Non c’è dubbio che nessuno si sogna – almeno nella maggioranza dei casi – di espellere espressamente Dio e Cristo dalla propria vita, ma posso dirvi che ci sono, anche tra di noi presenti, modi di vivere e di decidere e di scegliere, che nei fatti vengono compiuti come se Dio e Cristo non esistessero. È in questione, dunque, la nostra relazione con Dio. Voglio essere più preciso, perché noi – e non del tutto erroneamente – pensiamo a quante volte Dio e il mondo religioso che lo circonda vengono ricordati e menzionati nelle nostre giornate. Questo sarà vero, in maniera differente per ciascuno. Dobbiamo confessare, nondimeno, che ci sono settori, più o meno estesi, della nostra vita e della nostra coscienza, nei quali non vogliamo che Dio, in alcun modo, entri. Pensiamo alla gestione dei pensieri e dei sentimenti, delle nostre relazioni personali, dei nostri soldi e dei nostri affari, per non dire di altro che vediamo attecchire come parassita in noi e attorno a noi.

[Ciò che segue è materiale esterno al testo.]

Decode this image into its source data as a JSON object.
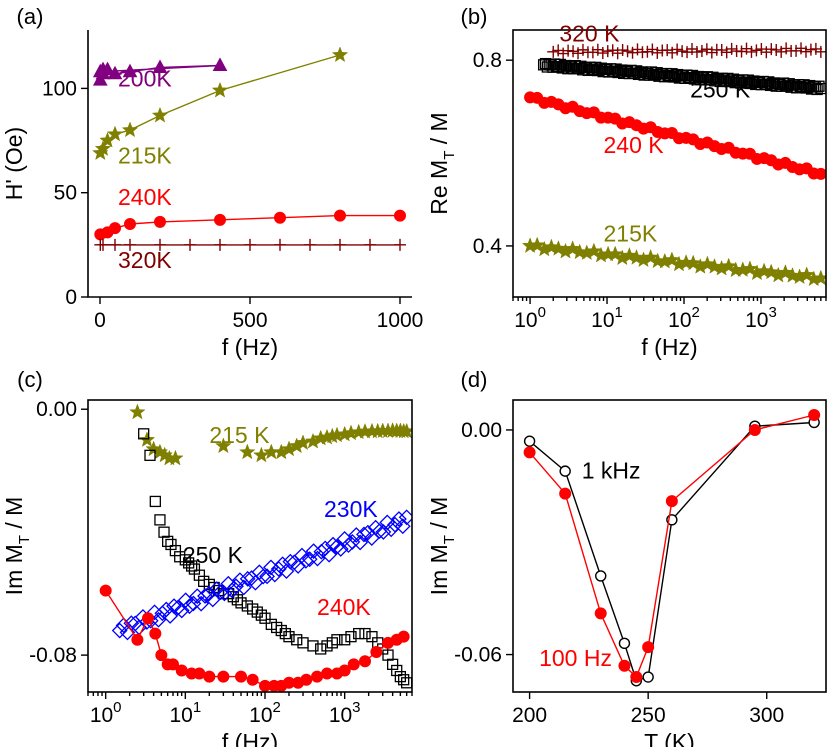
{
  "colors": {
    "200K": "#800080",
    "215K": "#808000",
    "240K": "#ff0000",
    "250K": "#000000",
    "320K": "#800000",
    "230K": "#0000ff",
    "1kHz": "#000000",
    "100Hz": "#ff0000"
  },
  "chart_data": [
    {
      "panel": "(a)",
      "type": "line",
      "xlabel": "f (Hz)",
      "ylabel": "H' (Oe)",
      "xscale": "linear",
      "xlim": [
        -40,
        1040
      ],
      "ylim": [
        0,
        128
      ],
      "xticks": [
        0,
        500,
        1000
      ],
      "xtick_labels": [
        "0",
        "500",
        "1000"
      ],
      "yticks": [
        0,
        50,
        100
      ],
      "ytick_labels": [
        "0",
        "50",
        "100"
      ],
      "series": [
        {
          "name": "200K",
          "marker": "triangle",
          "connected": true,
          "x": [
            1,
            10,
            25,
            50,
            100,
            200,
            400,
            1,
            10
          ],
          "y": [
            104,
            109,
            109,
            107,
            108,
            110,
            111,
            108,
            107
          ]
        },
        {
          "name": "215K",
          "marker": "star",
          "connected": true,
          "x": [
            1,
            10,
            25,
            50,
            100,
            200,
            400,
            800
          ],
          "y": [
            69,
            71,
            75,
            78,
            80,
            87,
            99,
            116
          ]
        },
        {
          "name": "240K",
          "marker": "circle",
          "connected": true,
          "x": [
            1,
            25,
            50,
            100,
            200,
            400,
            600,
            800,
            1000
          ],
          "y": [
            30,
            31,
            33,
            35,
            36,
            37,
            38,
            39,
            39
          ]
        },
        {
          "name": "320K",
          "marker": "plus",
          "connected": true,
          "x": [
            1,
            10,
            50,
            100,
            200,
            300,
            400,
            500,
            600,
            700,
            800,
            900,
            1000
          ],
          "y": [
            25,
            25,
            25,
            25,
            25,
            25,
            25,
            25,
            25,
            25,
            25,
            25,
            25
          ]
        }
      ],
      "annotations": [
        {
          "text": "200K",
          "x": 60,
          "y": 101,
          "series": "200K"
        },
        {
          "text": "215K",
          "x": 60,
          "y": 64,
          "series": "215K"
        },
        {
          "text": "240K",
          "x": 60,
          "y": 44,
          "series": "240K"
        },
        {
          "text": "320K",
          "x": 60,
          "y": 14,
          "series": "320K"
        }
      ]
    },
    {
      "panel": "(b)",
      "type": "scatter",
      "xlabel": "f (Hz)",
      "ylabel_main": "Re M",
      "ylabel_sub": "T",
      "ylabel_tail": " / M",
      "xscale": "log",
      "xlim": [
        0.6,
        7000
      ],
      "ylim": [
        0.29,
        0.865
      ],
      "xticks": [
        1,
        10,
        100,
        1000
      ],
      "xtick_labels": [
        [
          "10",
          "0"
        ],
        [
          "10",
          "1"
        ],
        [
          "10",
          "2"
        ],
        [
          "10",
          "3"
        ]
      ],
      "yticks": [
        0.4,
        0.8
      ],
      "ytick_labels": [
        "0.4",
        "0.8"
      ],
      "series": [
        {
          "name": "320 K",
          "marker": "plus",
          "x_start": 2,
          "x_end": 6000,
          "y_start": 0.818,
          "y_end": 0.822,
          "n": 55
        },
        {
          "name": "250 K",
          "marker": "square",
          "x_start": 1.5,
          "x_end": 6000,
          "y_start": 0.79,
          "y_end": 0.74,
          "n": 150
        },
        {
          "name": "240 K",
          "marker": "circle",
          "x_start": 1,
          "x_end": 6000,
          "y_start": 0.72,
          "y_end": 0.555,
          "n": 42
        },
        {
          "name": "215K",
          "marker": "star",
          "x_start": 1,
          "x_end": 6000,
          "y_start": 0.4,
          "y_end": 0.33,
          "n": 42
        }
      ],
      "annotations": [
        {
          "text": "320 K",
          "x": 2.4,
          "y": 0.84,
          "series": "320 K"
        },
        {
          "text": "250 K",
          "x": 120,
          "y": 0.72,
          "series": "250 K"
        },
        {
          "text": "240 K",
          "x": 9,
          "y": 0.6,
          "series": "240 K"
        },
        {
          "text": "215K",
          "x": 9,
          "y": 0.41,
          "series": "215K"
        }
      ]
    },
    {
      "panel": "(c)",
      "type": "scatter",
      "xlabel": "f (Hz)",
      "ylabel_main": "Im M",
      "ylabel_sub": "T",
      "ylabel_tail": " / M",
      "xscale": "log",
      "xlim": [
        0.6,
        7000
      ],
      "ylim": [
        -0.092,
        0.003
      ],
      "xticks": [
        1,
        10,
        100,
        1000
      ],
      "xtick_labels": [
        [
          "10",
          "0"
        ],
        [
          "10",
          "1"
        ],
        [
          "10",
          "2"
        ],
        [
          "10",
          "3"
        ]
      ],
      "yticks": [
        0.0,
        -0.08
      ],
      "ytick_labels": [
        "0.00",
        "-0.08"
      ],
      "series": [
        {
          "name": "215 K",
          "marker": "star",
          "x": [
            2.5,
            3.3,
            4.0,
            4.8,
            5.5,
            6.3,
            7.5,
            30,
            60,
            90,
            120,
            160,
            200,
            250,
            300,
            400,
            500,
            600,
            700,
            800,
            1000,
            1200,
            1500,
            1800,
            2200,
            2600,
            3000,
            3500,
            4000,
            4500,
            5000,
            5500,
            6000
          ],
          "y": [
            -0.001,
            -0.01,
            -0.013,
            -0.014,
            -0.015,
            -0.016,
            -0.016,
            -0.012,
            -0.014,
            -0.015,
            -0.014,
            -0.014,
            -0.013,
            -0.012,
            -0.011,
            -0.0105,
            -0.0095,
            -0.0092,
            -0.0088,
            -0.0085,
            -0.0082,
            -0.0078,
            -0.0075,
            -0.0073,
            -0.0072,
            -0.0072,
            -0.0071,
            -0.0071,
            -0.007,
            -0.0071,
            -0.0071,
            -0.0072,
            -0.0072
          ]
        },
        {
          "name": "250 K",
          "marker": "square",
          "x": [
            3,
            3.6,
            4.2,
            4.8,
            5.4,
            6,
            6.6,
            7.5,
            8.5,
            10,
            11,
            12,
            13,
            15,
            17,
            20,
            23,
            26,
            30,
            35,
            40,
            45,
            50,
            60,
            70,
            80,
            90,
            100,
            120,
            140,
            160,
            180,
            200,
            250,
            300,
            400,
            500,
            600,
            700,
            800,
            1000,
            1200,
            1500,
            1800,
            2200,
            2600,
            3000,
            3500,
            4000,
            4500,
            5000,
            5500,
            6000
          ],
          "y": [
            -0.008,
            -0.015,
            -0.03,
            -0.036,
            -0.04,
            -0.043,
            -0.044,
            -0.046,
            -0.048,
            -0.049,
            -0.05,
            -0.051,
            -0.052,
            -0.054,
            -0.056,
            -0.057,
            -0.058,
            -0.059,
            -0.06,
            -0.06,
            -0.061,
            -0.062,
            -0.063,
            -0.064,
            -0.065,
            -0.066,
            -0.067,
            -0.068,
            -0.07,
            -0.071,
            -0.072,
            -0.073,
            -0.074,
            -0.075,
            -0.076,
            -0.077,
            -0.078,
            -0.077,
            -0.076,
            -0.075,
            -0.075,
            -0.074,
            -0.073,
            -0.073,
            -0.074,
            -0.076,
            -0.078,
            -0.08,
            -0.083,
            -0.085,
            -0.087,
            -0.088,
            -0.089
          ]
        },
        {
          "name": "230K",
          "marker": "diamond",
          "x_start": 1.5,
          "x_end": 6000,
          "y_start": -0.072,
          "y_end": -0.036,
          "n": 75
        },
        {
          "name": "240K",
          "marker": "circle",
          "connected": true,
          "x": [
            1,
            2.5,
            3.4,
            4.2,
            5,
            6,
            7,
            9,
            12,
            15,
            20,
            30,
            50,
            70,
            100,
            130,
            160,
            200,
            260,
            330,
            450,
            600,
            800,
            1000,
            1300,
            1800,
            2500,
            3500,
            4500,
            5500
          ],
          "y": [
            -0.059,
            -0.075,
            -0.068,
            -0.073,
            -0.08,
            -0.083,
            -0.083,
            -0.085,
            -0.086,
            -0.086,
            -0.087,
            -0.087,
            -0.087,
            -0.088,
            -0.09,
            -0.09,
            -0.09,
            -0.089,
            -0.089,
            -0.088,
            -0.087,
            -0.086,
            -0.086,
            -0.085,
            -0.083,
            -0.082,
            -0.079,
            -0.076,
            -0.075,
            -0.074
          ]
        }
      ],
      "annotations": [
        {
          "text": "215 K",
          "x": 20,
          "y": -0.011,
          "series": "215 K"
        },
        {
          "text": "250 K",
          "x": 9.3,
          "y": -0.05,
          "series": "250 K"
        },
        {
          "text": "230K",
          "x": 550,
          "y": -0.035,
          "series": "230K"
        },
        {
          "text": "240K",
          "x": 450,
          "y": -0.067,
          "series": "240K"
        }
      ]
    },
    {
      "panel": "(d)",
      "type": "line",
      "xlabel": "T (K)",
      "ylabel_main": "Im M",
      "ylabel_sub": "T",
      "ylabel_tail": " / M",
      "xscale": "linear",
      "xlim": [
        193,
        325
      ],
      "ylim": [
        -0.07,
        0.008
      ],
      "xticks": [
        200,
        250,
        300
      ],
      "xtick_labels": [
        "200",
        "250",
        "300"
      ],
      "yticks": [
        0.0,
        -0.06
      ],
      "ytick_labels": [
        "0.00",
        "-0.06"
      ],
      "series": [
        {
          "name": "1 kHz",
          "marker": "open-circle",
          "connected": true,
          "x": [
            200,
            215,
            230,
            240,
            245,
            250,
            260,
            295,
            320
          ],
          "y": [
            -0.003,
            -0.011,
            -0.039,
            -0.057,
            -0.067,
            -0.066,
            -0.024,
            0.001,
            0.002
          ]
        },
        {
          "name": "100 Hz",
          "marker": "circle",
          "connected": true,
          "x": [
            200,
            215,
            230,
            240,
            245,
            250,
            260,
            295,
            320
          ],
          "y": [
            -0.006,
            -0.017,
            -0.049,
            -0.063,
            -0.066,
            -0.058,
            -0.019,
            0.0,
            0.004
          ]
        }
      ],
      "annotations": [
        {
          "text": "1 kHz",
          "x": 222,
          "y": -0.013,
          "series": "1 kHz"
        },
        {
          "text": "100 Hz",
          "x": 204,
          "y": -0.063,
          "series": "100 Hz"
        }
      ]
    }
  ]
}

Dunque la nostra relazione con Dio è la questione che il Signore oggi pone: una relazione vera e autentica, la nostra con lui, o una relazione strumentale e a fasi alterne, accomodante con le riserve a cui siamo abbarbicati su alcuni angoli più o meno oscuri della nostra persona e della nostra vita?

Il sacro crisma – per tornare alla circostanza che ci ha riunito stasera – che cosa è se non il segno di una consacrazione che viene compiuta e abbracciata attraverso i sacramenti che anche suo tramite vengono celebrati su di noi? Noi siamo persone consacrate a Dio, tutti nel battesimo e nella cresima, alcuni anche nell’ordine. Ma consacrati vuol dire destinati, votati, riservati a. Noi dovremmo vivere così, continuamente e in tutto destinati, votati, riservati a Dio e al suo Cristo, nella Chiesa. E in mezzo a una società che tende sempre di più a dimenticarsi di Dio e a rimuoverlo dalla propria coscienza, la reazione che dobbiamo avere non è quella di chi si sente superiore e giudica e condanna, ma quella di chi testimonia e annuncia, con dolcezza e rispetto, come dice san Pietro (1Pt 3,16), che vivere consacrati a Dio, legati e dipendenti da lui, rende la vita veramente piena, libera e felice.